Doses above 300 mg per day alongside opioids carry a particularly elevated risk of opioid-related death. In the UK, regulators received 122 reports of respiratory depression associated with pregabalin between 2014 and 2020. Of those, 80 involved a co-administered sedating drug, most commonly opioids, benzodiazepines, or gabapentin. The FDA issued its own warning in 2019 about the respiratory depression risk when pregabalin is combined with other central nervous system depressants.

Dependence and Withdrawal

Pregabalin can cause physical dependence, meaning the body adapts to its presence and reacts when the drug is removed. This is another core reason it carries controlled status. Withdrawal symptoms typically begin within 24 hours of the last dose and can include insomnia, nausea, headaches, anxiety, sweating, restlessness, and an increased heart rate. These acute symptoms usually peak within a few days and resolve within about a week, though lingering effects like mood swings, fatigue, and disrupted sleep can persist for several weeks.

In more severe cases, abrupt discontinuation has triggered seizures and suicidal thoughts.
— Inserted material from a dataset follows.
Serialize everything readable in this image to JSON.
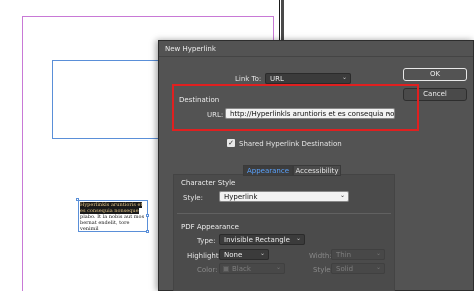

This is why prescribers taper the dose gradually rather than stopping the drug all at once. The withdrawal profile is milder than that of Schedule IV substances like benzodiazepines, which is consistent with its lower scheduling tier, but it is real enough to warrant caution and medical supervision when stopping.
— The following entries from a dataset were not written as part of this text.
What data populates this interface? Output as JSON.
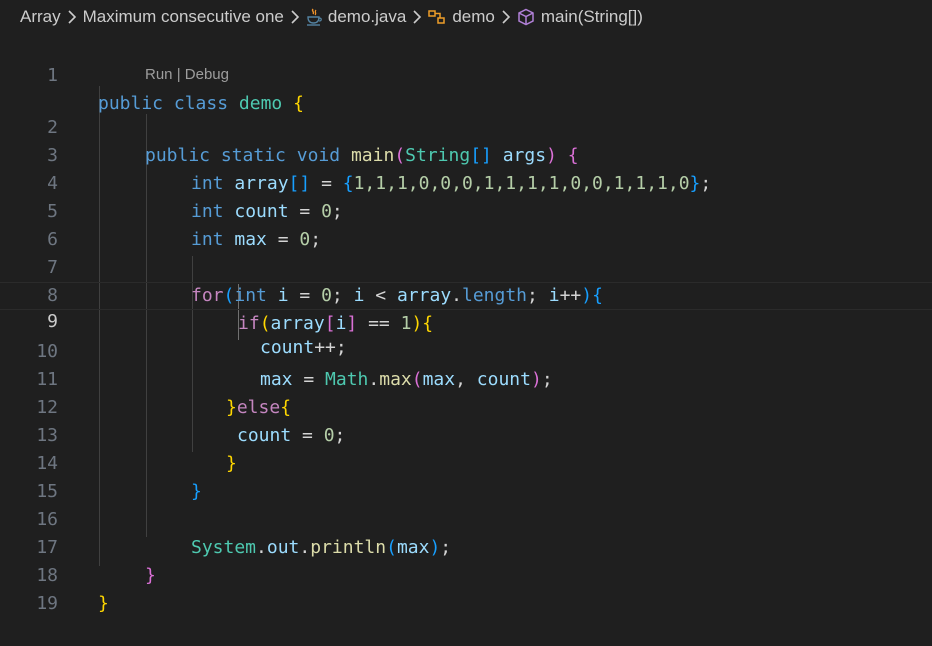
{
  "breadcrumb": {
    "items": [
      {
        "label": "Array",
        "icon": null
      },
      {
        "label": "Maximum consecutive one",
        "icon": null
      },
      {
        "label": "demo.java",
        "icon": "java-coffee-icon"
      },
      {
        "label": "demo",
        "icon": "class-icon"
      },
      {
        "label": "main(String[])",
        "icon": "method-cube-icon"
      }
    ]
  },
  "codelens": {
    "run": "Run",
    "separator": " | ",
    "debug": "Debug"
  },
  "editor": {
    "current_line": 9,
    "line_numbers": [
      "1",
      "2",
      "3",
      "4",
      "5",
      "6",
      "7",
      "8",
      "9",
      "10",
      "11",
      "12",
      "13",
      "14",
      "15",
      "16",
      "17",
      "18",
      "19"
    ]
  },
  "colors": {
    "background": "#1f1f1f",
    "keyword": "#569cd6",
    "control": "#c586c0",
    "type": "#4ec9b0",
    "variable": "#9cdcfe",
    "number": "#b5cea8",
    "function": "#dcdcaa",
    "bracket_gold": "#ffd700",
    "bracket_orchid": "#da70d6",
    "bracket_blue": "#179fff"
  },
  "code": {
    "l1": [
      "public",
      " ",
      "class",
      " ",
      "demo",
      " ",
      "{"
    ],
    "l2": [
      "public",
      " ",
      "static",
      " ",
      "void",
      " ",
      "main",
      "(",
      "String",
      "[]",
      " ",
      "args",
      ")",
      " ",
      "{"
    ],
    "l3": [
      "int",
      " ",
      "array",
      "[]",
      " = ",
      "{",
      "1,1,1,0,0,0,1,1,1,1,0,0,1,1,1,0",
      "}",
      ";"
    ],
    "l4": [
      "int",
      " ",
      "count",
      " = ",
      "0",
      ";"
    ],
    "l5": [
      "int",
      " ",
      "max",
      " = ",
      "0",
      ";"
    ],
    "l7": [
      "for",
      "(",
      "int",
      " ",
      "i",
      " = ",
      "0",
      "; ",
      "i",
      " < ",
      "array",
      ".",
      "length",
      "; ",
      "i",
      "++",
      ")",
      "{"
    ],
    "l8": [
      "if",
      "(",
      "array",
      "[",
      "i",
      "]",
      " == ",
      "1",
      ")",
      "{"
    ],
    "l9": [
      "count",
      "++;"
    ],
    "l10": [
      "max",
      " = ",
      "Math",
      ".",
      "max",
      "(",
      "max",
      ", ",
      "count",
      ")",
      ";"
    ],
    "l11": [
      "}",
      "else",
      "{"
    ],
    "l12": [
      "count",
      " = ",
      "0",
      ";"
    ],
    "l13": [
      "}"
    ],
    "l14": [
      "}"
    ],
    "l16": [
      "System",
      ".",
      "out",
      ".",
      "println",
      "(",
      "max",
      ")",
      ";"
    ],
    "l17": [
      "}"
    ],
    "l18": [
      "}"
    ]
  }
}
How Scheduling Affects You in Practice

Schedule V is the least restrictive controlled substance category in the U.S. In practical terms, this means pregabalin requires a prescription (it cannot be sold over the counter), refills may be limited depending on state law, and pharmacies track dispensing. Doctors can still prescribe it freely, but the controlled label serves as a signal to monitor patients for signs of misuse, especially those with a history of substance use disorders.

In the UK, pregabalin was reclassified as a Class C controlled substance in 2019, a step that reflected growing evidence of misuse and pregabalin-related deaths in that country. The reclassification added tighter prescribing rules, including limits on repeat prescriptions. Other countries have taken similar steps as post-marketing data confirmed the abuse patterns regulators initially flagged during clinical trials.